Culture

What the Hell Should I Do With My Massive Baseball Card Collection?

If you grew up in the 1990s, they're probably worth less than your VHS tapes. 

A couple of weekends ago, I took a trip to Bill’s Sports Collectibles, a boyhood hangout of mine situated in a south Denver strip mall. I was a proud part of the baseball card bubble, collecting nearly from my birth in 1983 until the early 2000s. Going to Bill’s, playing card shows, and trading with my friends was like breathing sweet, sweet oxygen. I have heaps of cards from that era — filling everything from old wine boxes to carefully organized binders. Some were worth hundreds of dollars back in the day. Now: not so much. So, what should I do with them?

When I was growing up, my father spun yarns about how my grandmother threw away his baseball card collection. He had a Babe Ruth, he says! Stories like these are legend — no, he never claimed Woodstock attendance — and might be part of the reason that many from my generation haven’t thrown their collections away. (That and the fact that my borderline-hoarder mother clings even to decayed vegetables before she eventually pitches them.) I went to the basement of my childhood home to brush the dust off of them and see what I’ve got.

Maybe there's a T206 Honus Wagner in here.

At Bill’s, I picked up the December 2015 edition of Beckett Baseball. The monthly magazine breaks down the value of cards; it used to be my bible. I would crack open a Beckett and see if a Bo Jackson or Greg Maddux card in my possession had increased in price. (The funny thing is, of course, I never had any intention of selling.) After finding out that the industry’s sales plummeted from $1.5 billion in 1992 to $200 million by 2012 — taking plenty of brands and shops with it — I was kind of surprised to find that Beckett is still in publication. I opened it up to see what some of my prize possessions were fetching. All values are for mint condition:

Score, 1990, complete set - $15
Score, 1993, complete set - $40
Fleer, 1989, Ken Griffey, Jr. (rookie card) - $10
Upper Deck, 1991, Michael Jordan (White Sox baseball card) - $8

These baseball cards used to make me very happy. Now they make me sad.

Colin St. John

Yikes. The only cards of consequential value now are old or have errors — kinda like stamps. I know I have a Yogi Berra and a Duke Snider somewhere, but even they aren’t getting me a down payment for a new house. A 1959 Topps Willie Mays, for example, will bring in all of $175 in 2015. I remember the Upper Deck Ken Griffey Jr. rookie card being a collector’s must-have back in the day, but I never got it because it was too expensive. How much is it worth today? Forty bucks.

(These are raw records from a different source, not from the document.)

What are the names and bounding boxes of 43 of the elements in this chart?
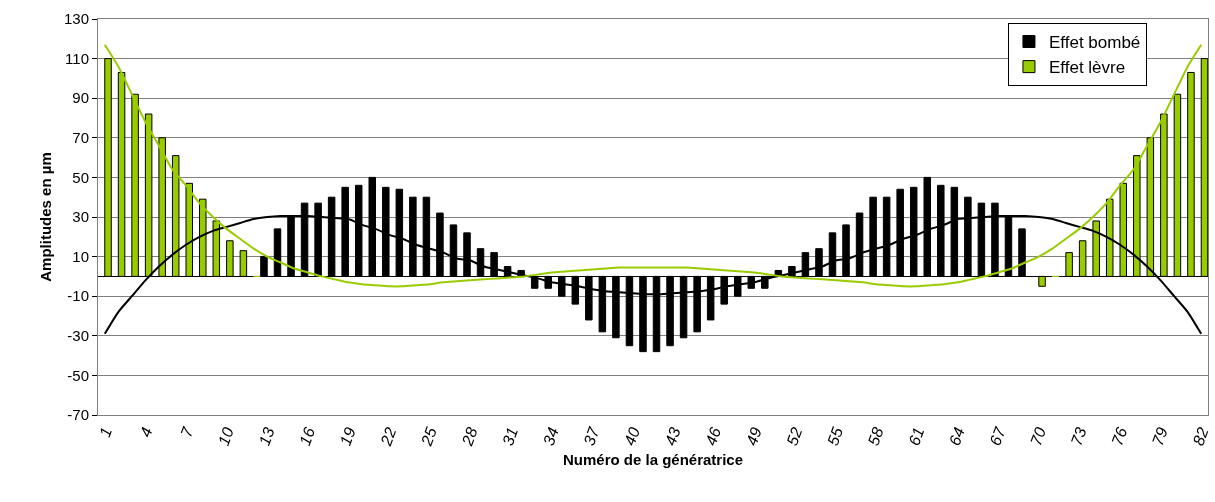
x-tick-label: 28 [458, 425, 481, 449]
y-tick-label: -30 [67, 327, 89, 345]
y-axis-title: Amplitudes en µm [37, 152, 55, 282]
x-tick-label: 1 [96, 425, 116, 440]
y-tick-label: 30 [72, 208, 89, 226]
y-tick-label: 70 [72, 129, 89, 147]
x-tick-label: 73 [1067, 425, 1090, 448]
x-tick-label: 43 [661, 425, 684, 448]
x-tick-label: 58 [864, 425, 887, 448]
x-tick-label: 13 [255, 425, 278, 448]
x-tick-label: 55 [824, 425, 847, 448]
x-tick-label: 7 [177, 424, 197, 440]
x-tick-label: 49 [742, 425, 765, 448]
y-tick-label: 10 [72, 247, 89, 265]
y-tick-label: 110 [65, 49, 89, 67]
x-tick-label: 37 [580, 424, 603, 448]
x-tick-label: 19 [336, 425, 359, 448]
x-tick-label: 40 [620, 425, 644, 448]
x-tick-label: 25 [417, 425, 441, 449]
legend-label: Effet lèvre [1048, 58, 1126, 78]
x-tick-label: 61 [905, 425, 928, 448]
x-tick-label: 34 [539, 425, 562, 448]
x-tick-label: 79 [1148, 425, 1171, 448]
x-tick-label: 31 [499, 425, 522, 448]
x-tick-label: 46 [702, 425, 725, 448]
x-tick-label: 67 [986, 424, 1009, 448]
y-tick-label: -70 [67, 406, 89, 424]
x-tick-label: 82 [1189, 425, 1212, 448]
x-tick-label: 4 [136, 425, 156, 440]
y-tick-label: 90 [72, 89, 89, 107]
y-tick-label: 130 [63, 10, 89, 28]
x-tick-label: 52 [783, 425, 806, 448]
x-tick-label: 64 [945, 425, 968, 448]
x-axis-title: Numéro de la génératrice [562, 450, 744, 468]
legend-label: Effet bombé [1048, 33, 1141, 53]
y-tick-label: 50 [72, 168, 89, 186]
y-tick-label: -10 [67, 287, 89, 305]
x-tick-label: 10 [214, 425, 237, 448]
x-tick-label: 22 [376, 425, 400, 449]
x-tick-label: 16 [296, 425, 319, 448]
x-tick-label: 70 [1027, 425, 1050, 448]
y-tick-label: -50 [67, 366, 89, 384]
x-tick-label: 76 [1108, 425, 1131, 448]
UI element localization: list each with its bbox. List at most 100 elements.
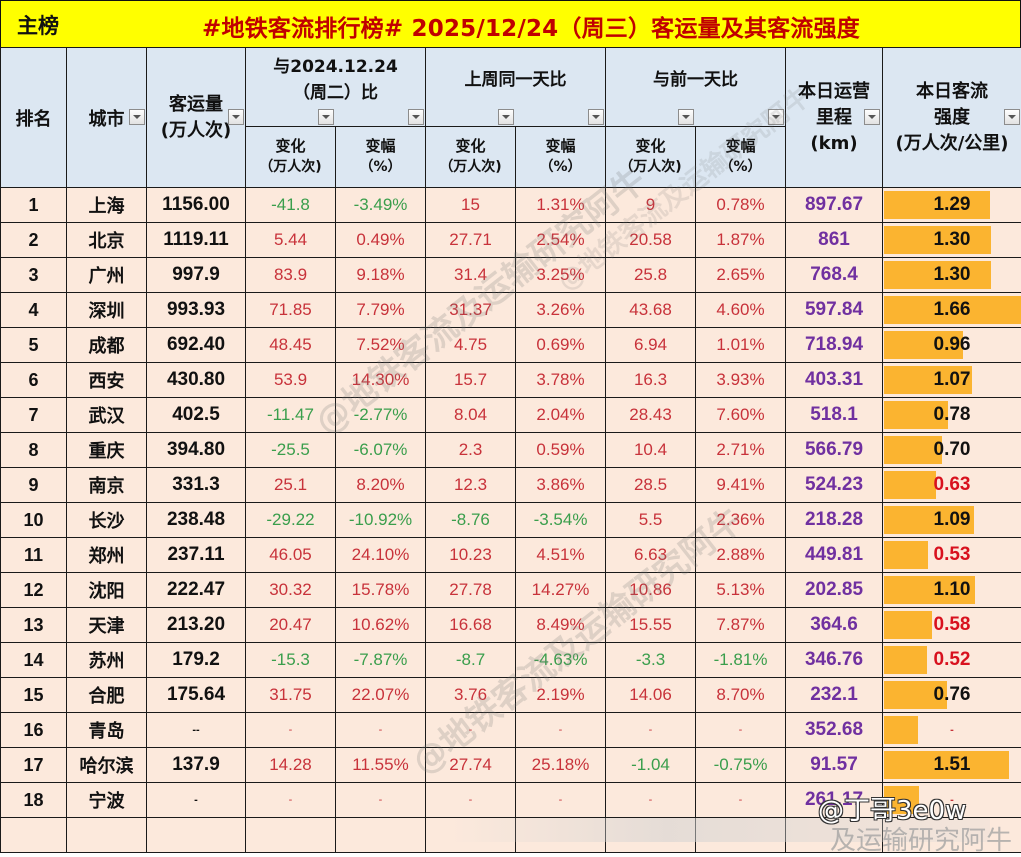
yoy-pct-cell: 0.49% bbox=[336, 223, 426, 258]
wow-pct-cell: 25.18% bbox=[516, 748, 606, 783]
table-row: 13 天津 213.20 20.47 10.62% 16.68 8.49% 15… bbox=[1, 608, 1021, 643]
table-row bbox=[1, 818, 1021, 853]
ridership-filter-button[interactable] bbox=[228, 109, 244, 125]
dod-change-cell: - bbox=[606, 713, 696, 748]
city-cell: 哈尔滨 bbox=[67, 748, 147, 783]
mileage-cell bbox=[786, 818, 883, 853]
yoy-pct-cell bbox=[336, 818, 426, 853]
wow-pct-cell: 3.86% bbox=[516, 468, 606, 503]
wow-pct-cell: - bbox=[516, 783, 606, 818]
intensity-cell: 0.76 bbox=[883, 678, 1021, 713]
yoy-change-cell: -25.5 bbox=[246, 433, 336, 468]
dod-pct-cell: 9.41% bbox=[696, 468, 786, 503]
dod-pct-cell: 5.13% bbox=[696, 573, 786, 608]
table-row: 15 合肥 175.64 31.75 22.07% 3.76 2.19% 14.… bbox=[1, 678, 1021, 713]
table-row: 18 宁波 - - - - - - - 261.17 - bbox=[1, 783, 1021, 818]
dod-pct-cell: 3.93% bbox=[696, 363, 786, 398]
dod-change-cell: 15.55 bbox=[606, 608, 696, 643]
intensity-value: 1.07 bbox=[934, 369, 971, 390]
dod-change-cell bbox=[606, 818, 696, 853]
city-cell: 宁波 bbox=[67, 783, 147, 818]
mileage-cell: 352.68 bbox=[786, 713, 883, 748]
dod-change-filter-button[interactable] bbox=[678, 109, 694, 125]
dod-change-cell: 16.3 bbox=[606, 363, 696, 398]
dod-pct-cell: -0.75% bbox=[696, 748, 786, 783]
city-cell: 上海 bbox=[67, 188, 147, 223]
intensity-value: 1.29 bbox=[934, 194, 971, 215]
rank-cell: 16 bbox=[1, 713, 67, 748]
city-cell: 青岛 bbox=[67, 713, 147, 748]
wow-change-filter-button[interactable] bbox=[498, 109, 514, 125]
dod-change-cell: 25.8 bbox=[606, 258, 696, 293]
chevron-down-icon bbox=[772, 115, 780, 119]
chevron-down-icon bbox=[232, 115, 240, 119]
header-ridership: 客运量 (万人次) bbox=[147, 48, 246, 188]
wow-change-cell: -8.7 bbox=[426, 643, 516, 678]
yoy-pct-filter-button[interactable] bbox=[408, 109, 424, 125]
header-intensity-line2: 强度 bbox=[883, 105, 1021, 131]
intensity-cell: 1.10 bbox=[883, 573, 1021, 608]
wow-pct-filter-button[interactable] bbox=[588, 109, 604, 125]
yoy-change-cell bbox=[246, 818, 336, 853]
yoy-pct-cell: 7.79% bbox=[336, 293, 426, 328]
mileage-filter-button[interactable] bbox=[864, 109, 880, 125]
wow-pct-cell: 2.54% bbox=[516, 223, 606, 258]
rank-cell: 2 bbox=[1, 223, 67, 258]
city-filter-button[interactable] bbox=[129, 109, 145, 125]
chevron-down-icon bbox=[133, 115, 141, 119]
table-row: 1 上海 1156.00 -41.8 -3.49% 15 1.31% 9 0.7… bbox=[1, 188, 1021, 223]
yoy-change-filter-button[interactable] bbox=[318, 109, 334, 125]
dod-change-cell: -1.04 bbox=[606, 748, 696, 783]
header-group-yoy: 与2024.12.24（周二）比 bbox=[246, 48, 426, 127]
intensity-cell: 0.96 bbox=[883, 328, 1021, 363]
ridership-cell: 179.2 bbox=[147, 643, 246, 678]
intensity-filter-button[interactable] bbox=[1004, 109, 1020, 125]
wow-change-cell: 8.04 bbox=[426, 398, 516, 433]
wow-change-cell: - bbox=[426, 783, 516, 818]
ridership-cell: 430.80 bbox=[147, 363, 246, 398]
subheader-dod-change: 变化（万人次) bbox=[606, 127, 696, 188]
subheader-label: 变化 bbox=[275, 137, 305, 155]
wow-pct-cell: 2.19% bbox=[516, 678, 606, 713]
ridership-cell: 222.47 bbox=[147, 573, 246, 608]
intensity-cell bbox=[883, 818, 1021, 853]
yoy-pct-cell: 15.78% bbox=[336, 573, 426, 608]
dod-pct-filter-button[interactable] bbox=[768, 109, 784, 125]
yoy-change-cell: -41.8 bbox=[246, 188, 336, 223]
subheader-wow-change: 变化（万人次) bbox=[426, 127, 516, 188]
table-header: 排名 城市 客运量 (万人次) 与2024.12.24（周二）比 上周同一天比 bbox=[1, 48, 1021, 188]
dod-pct-cell: 1.01% bbox=[696, 328, 786, 363]
yoy-pct-cell: 14.30% bbox=[336, 363, 426, 398]
yoy-pct-cell: 22.07% bbox=[336, 678, 426, 713]
wow-pct-cell bbox=[516, 818, 606, 853]
intensity-cell: 1.51 bbox=[883, 748, 1021, 783]
subheader-unit: （%） bbox=[696, 157, 785, 178]
wow-change-cell: 15.7 bbox=[426, 363, 516, 398]
dod-change-cell: 9 bbox=[606, 188, 696, 223]
city-cell: 广州 bbox=[67, 258, 147, 293]
dod-pct-cell: 1.87% bbox=[696, 223, 786, 258]
yoy-pct-cell: - bbox=[336, 783, 426, 818]
table-row: 2 北京 1119.11 5.44 0.49% 27.71 2.54% 20.5… bbox=[1, 223, 1021, 258]
yoy-change-cell: 71.85 bbox=[246, 293, 336, 328]
dod-pct-cell: 0.78% bbox=[696, 188, 786, 223]
yoy-pct-cell: 11.55% bbox=[336, 748, 426, 783]
mileage-cell: 518.1 bbox=[786, 398, 883, 433]
dod-change-cell: 6.94 bbox=[606, 328, 696, 363]
yoy-change-cell: - bbox=[246, 713, 336, 748]
subheader-yoy-change: 变化（万人次) bbox=[246, 127, 336, 188]
intensity-cell: 1.30 bbox=[883, 258, 1021, 293]
wow-change-cell: 12.3 bbox=[426, 468, 516, 503]
wow-pct-cell: 3.78% bbox=[516, 363, 606, 398]
dod-change-cell: 43.68 bbox=[606, 293, 696, 328]
intensity-bar bbox=[884, 471, 936, 499]
dod-change-cell: 10.86 bbox=[606, 573, 696, 608]
ridership-cell: 175.64 bbox=[147, 678, 246, 713]
wow-pct-cell: 3.25% bbox=[516, 258, 606, 293]
header-intensity-unit: (万人次/公里) bbox=[883, 131, 1021, 157]
header-group-dod: 与前一天比 bbox=[606, 48, 786, 127]
ridership-cell: 237.11 bbox=[147, 538, 246, 573]
rank-cell: 5 bbox=[1, 328, 67, 363]
header-mileage: 本日运营 里程 (km) bbox=[786, 48, 883, 188]
dod-pct-cell: 2.88% bbox=[696, 538, 786, 573]
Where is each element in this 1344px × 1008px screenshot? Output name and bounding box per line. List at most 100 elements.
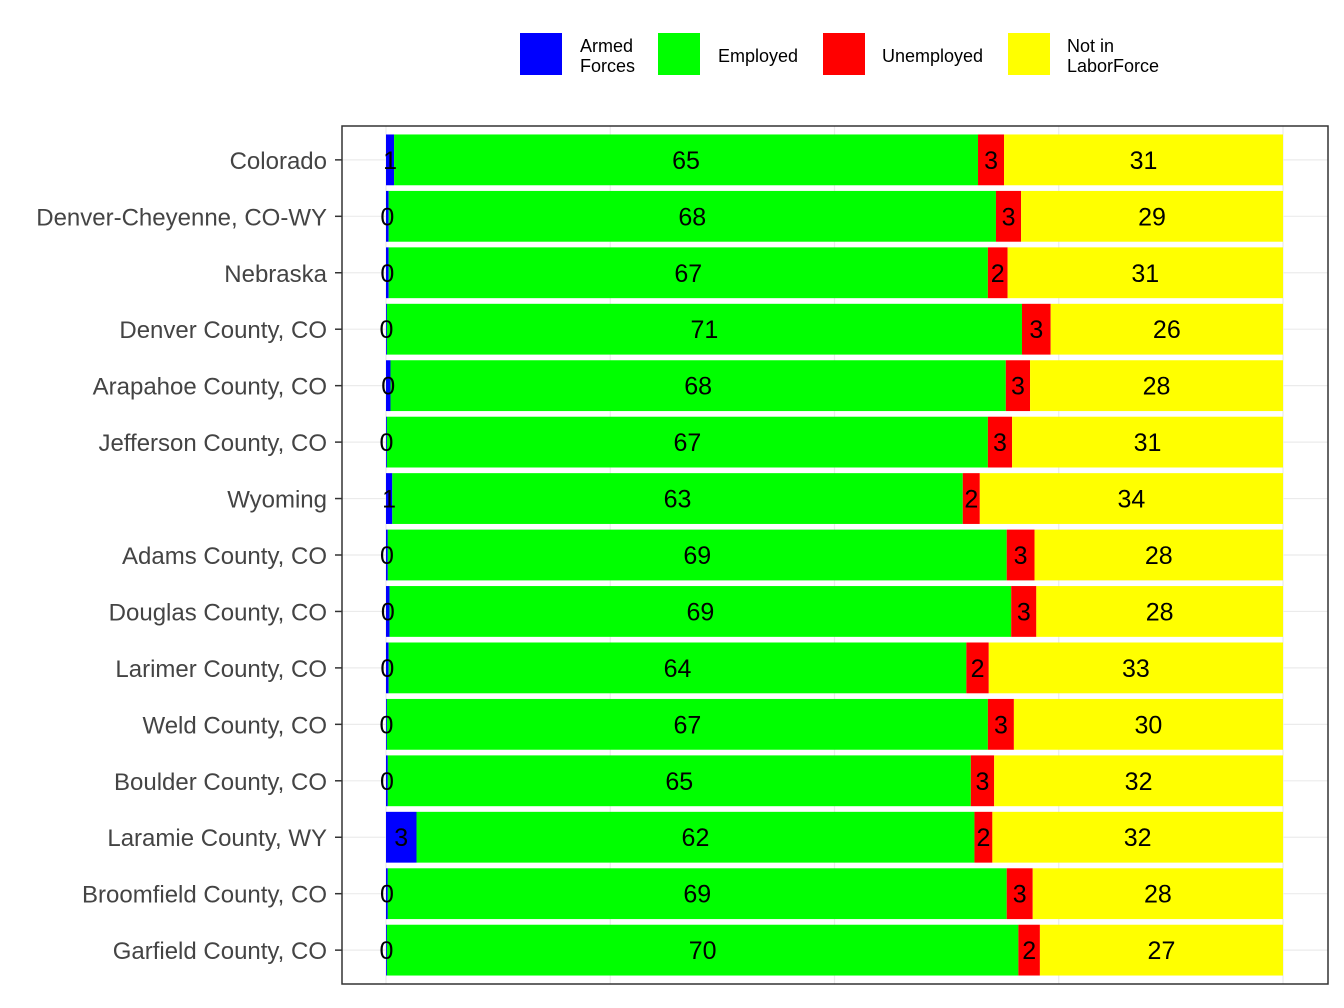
value-label-unemployed-4: 3 xyxy=(1011,373,1025,401)
value-label-unemployed-2: 2 xyxy=(991,260,1005,288)
bar-unemployed-5 xyxy=(987,416,1013,468)
legend-key-not-in-laborforce xyxy=(1008,33,1050,75)
bar-not-in-laborforce-0 xyxy=(1004,134,1283,186)
value-label-armed-forces-9: 0 xyxy=(380,655,394,683)
value-label-unemployed-12: 2 xyxy=(976,824,990,852)
value-label-employed-4: 68 xyxy=(684,373,712,401)
value-label-unemployed-10: 3 xyxy=(994,711,1008,739)
value-label-not-in-laborforce-12: 32 xyxy=(1124,824,1152,852)
y-tick-label-14: Garfield County, CO xyxy=(113,938,327,965)
value-label-employed-6: 63 xyxy=(664,486,692,514)
bar-unemployed-10 xyxy=(987,698,1014,750)
bar-not-in-laborforce-9 xyxy=(988,642,1283,694)
bar-employed-14 xyxy=(386,924,1019,976)
value-label-unemployed-9: 2 xyxy=(971,655,985,683)
value-label-employed-1: 68 xyxy=(678,203,706,231)
bar-armed-forces-3 xyxy=(386,303,387,355)
bar-armed-forces-7 xyxy=(386,529,388,581)
bar-employed-8 xyxy=(389,586,1012,637)
value-label-employed-13: 69 xyxy=(683,881,711,909)
bar-not-in-laborforce-7 xyxy=(1034,529,1283,581)
bar-unemployed-2 xyxy=(987,247,1008,299)
y-tick-label-9: Larimer County, CO xyxy=(115,656,327,683)
value-label-employed-12: 62 xyxy=(682,824,710,852)
y-tick-label-7: Adams County, CO xyxy=(122,543,327,570)
value-label-armed-forces-14: 0 xyxy=(379,937,393,965)
bar-unemployed-1 xyxy=(995,190,1022,242)
bar-armed-forces-12 xyxy=(386,811,417,863)
value-label-armed-forces-12: 3 xyxy=(394,824,408,852)
value-label-employed-14: 70 xyxy=(689,937,717,965)
value-label-unemployed-14: 2 xyxy=(1022,937,1036,965)
value-label-not-in-laborforce-7: 28 xyxy=(1145,542,1173,570)
value-label-employed-2: 67 xyxy=(674,260,702,288)
value-labels: 1 65 3 31 0 68 3 29 0 67 2 31 0 71 3 26 0 68 3 28 0 67 3 31 1 63 2… xyxy=(379,147,1180,965)
value-label-not-in-laborforce-3: 26 xyxy=(1153,316,1181,344)
bar-employed-5 xyxy=(386,416,988,468)
bar-armed-forces-0 xyxy=(386,134,395,186)
value-label-employed-8: 69 xyxy=(686,598,714,626)
value-label-armed-forces-6: 1 xyxy=(382,486,396,514)
value-label-not-in-laborforce-13: 28 xyxy=(1144,881,1172,909)
bar-not-in-laborforce-6 xyxy=(979,473,1283,524)
bar-unemployed-6 xyxy=(962,473,980,524)
y-tick-label-5: Jefferson County, CO xyxy=(98,430,327,457)
bar-armed-forces-4 xyxy=(386,360,391,412)
value-label-unemployed-7: 3 xyxy=(1014,542,1028,570)
bar-unemployed-4 xyxy=(1005,360,1031,412)
legend-label-armed-forces-line-1: Forces xyxy=(580,56,635,76)
bar-armed-forces-10 xyxy=(386,698,387,750)
y-tick-label-0: Colorado xyxy=(230,148,327,175)
value-label-armed-forces-1: 0 xyxy=(380,203,394,231)
bar-armed-forces-2 xyxy=(386,247,389,299)
bar-employed-3 xyxy=(386,303,1022,355)
value-label-employed-11: 65 xyxy=(665,768,693,796)
value-label-not-in-laborforce-0: 31 xyxy=(1130,147,1158,175)
bar-not-in-laborforce-5 xyxy=(1012,416,1283,468)
legend-key-employed xyxy=(658,33,700,75)
value-label-armed-forces-5: 0 xyxy=(379,429,393,457)
value-label-unemployed-1: 3 xyxy=(1002,203,1016,231)
value-label-armed-forces-10: 0 xyxy=(379,711,393,739)
bar-not-in-laborforce-14 xyxy=(1039,924,1283,976)
y-tick-label-8: Douglas County, CO xyxy=(109,599,327,626)
bar-armed-forces-11 xyxy=(386,755,388,807)
y-tick-label-2: Nebraska xyxy=(224,261,327,288)
value-label-not-in-laborforce-4: 28 xyxy=(1143,373,1171,401)
value-label-employed-0: 65 xyxy=(672,147,700,175)
value-label-employed-10: 67 xyxy=(673,711,701,739)
legend-key-armed-forces xyxy=(520,33,562,75)
bar-unemployed-9 xyxy=(966,642,989,694)
value-label-unemployed-8: 3 xyxy=(1017,598,1031,626)
value-label-unemployed-5: 3 xyxy=(993,429,1007,457)
value-label-unemployed-13: 3 xyxy=(1013,881,1027,909)
y-tick-label-3: Denver County, CO xyxy=(119,317,327,344)
value-label-employed-5: 67 xyxy=(673,429,701,457)
value-label-armed-forces-0: 1 xyxy=(383,147,397,175)
value-label-not-in-laborforce-5: 31 xyxy=(1134,429,1162,457)
bar-employed-2 xyxy=(388,247,988,299)
bar-armed-forces-9 xyxy=(386,642,389,694)
bar-armed-forces-8 xyxy=(386,586,390,637)
bar-unemployed-0 xyxy=(978,134,1005,186)
value-label-armed-forces-7: 0 xyxy=(380,542,394,570)
y-tick-label-4: Arapahoe County, CO xyxy=(93,374,327,401)
value-label-employed-9: 64 xyxy=(664,655,692,683)
legend-label-unemployed: Unemployed xyxy=(882,46,983,66)
legend-label-not-in-laborforce-line-0: Not in xyxy=(1067,36,1114,56)
bar-not-in-laborforce-12 xyxy=(992,811,1283,863)
value-label-not-in-laborforce-10: 30 xyxy=(1135,711,1163,739)
y-tick-label-13: Broomfield County, CO xyxy=(82,882,327,909)
bar-unemployed-8 xyxy=(1011,586,1037,637)
bar-armed-forces-6 xyxy=(386,473,393,524)
bar-unemployed-14 xyxy=(1018,924,1040,976)
bar-employed-12 xyxy=(416,811,975,863)
bar-employed-1 xyxy=(388,190,996,242)
legend-label-employed: Employed xyxy=(718,46,798,66)
bar-unemployed-13 xyxy=(1006,868,1033,920)
value-label-armed-forces-8: 0 xyxy=(381,598,395,626)
bar-armed-forces-1 xyxy=(386,190,389,242)
value-label-armed-forces-11: 0 xyxy=(380,768,394,796)
bar-armed-forces-13 xyxy=(386,868,388,920)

I couldn’t find an old Beckett to compare what my cards would’ve been worth at peak value, but I did discover a book on my shelf, Start Collecting Baseball Cards. Printed in 1989, it’s aimed at kids getting in on the game, and it’s hilarious and wonderful. It also contains some 1989 pricing. “The cost of the 1984 Fleer set is near $100,” author David Plaut writes. “And should continue to appreciate rapidly.” Its cost today? $50.

Some of the way-old cards have appreciated in value, while the 1980s and 1990s have really taken it on the chin. Scanning the Beckett, most of my cards are worth cents, not dollars — a sure sign of overproduction. Every kid in America had these cards, and slipped ‘em under lucite, so they’re basically worthless now. Veteran card collectors will tell you, too, that a generational shift took place when moms got savvy to the potential value of cards. When kids these days went off to college, their parents didn’t drive down the overall supply by sending cards to the landfill along with old toys and sun-faded posters.

I see you Chuck Knoblauch!

Yet some of the newer sets have real value, probably because not many people these days are buying cards. When I spoke to a fellow named Brett, who’s worked at Bill’s for 20 years, I asked him if autographed memorabilia was their top seller. “It’s not cards,” he said, dryly. “It’s nothing like it used to be.” When I asked him if the card-collecting industry was making a comeback, he shook his head. “It’s still really soft. Kids today have better things to spend their money on or would rather spend their money on,” Brett said. “And baby boomers who used to buy a lot of the cards are getting to the age where they want to downsize instead of adding to their clutter.”

So, what to do? Inside the new Beckett, its editorial director Mike Payne offered some words under a column entitled, “Changing Landscape.” “So much has changed, yet so much remains the same: Rookie Cards, certified autograph cards and serial numbered cards are still very much the backbone of the trading card industry,” he writes. Okay, so burn the rest? Well, kinda. There’s no way your Topps 1991 Bruce Ruffin will be worth much. But, cards for Hall-of-Famers — especially when they were rookies — will always be worth keeping. The more that our generation throws these cards away, the less there will be in the market. Less supply could equal more demand. I’ll call it my 2055 retirement plan. Maybe they’ll be worth a ticket to the ballgame.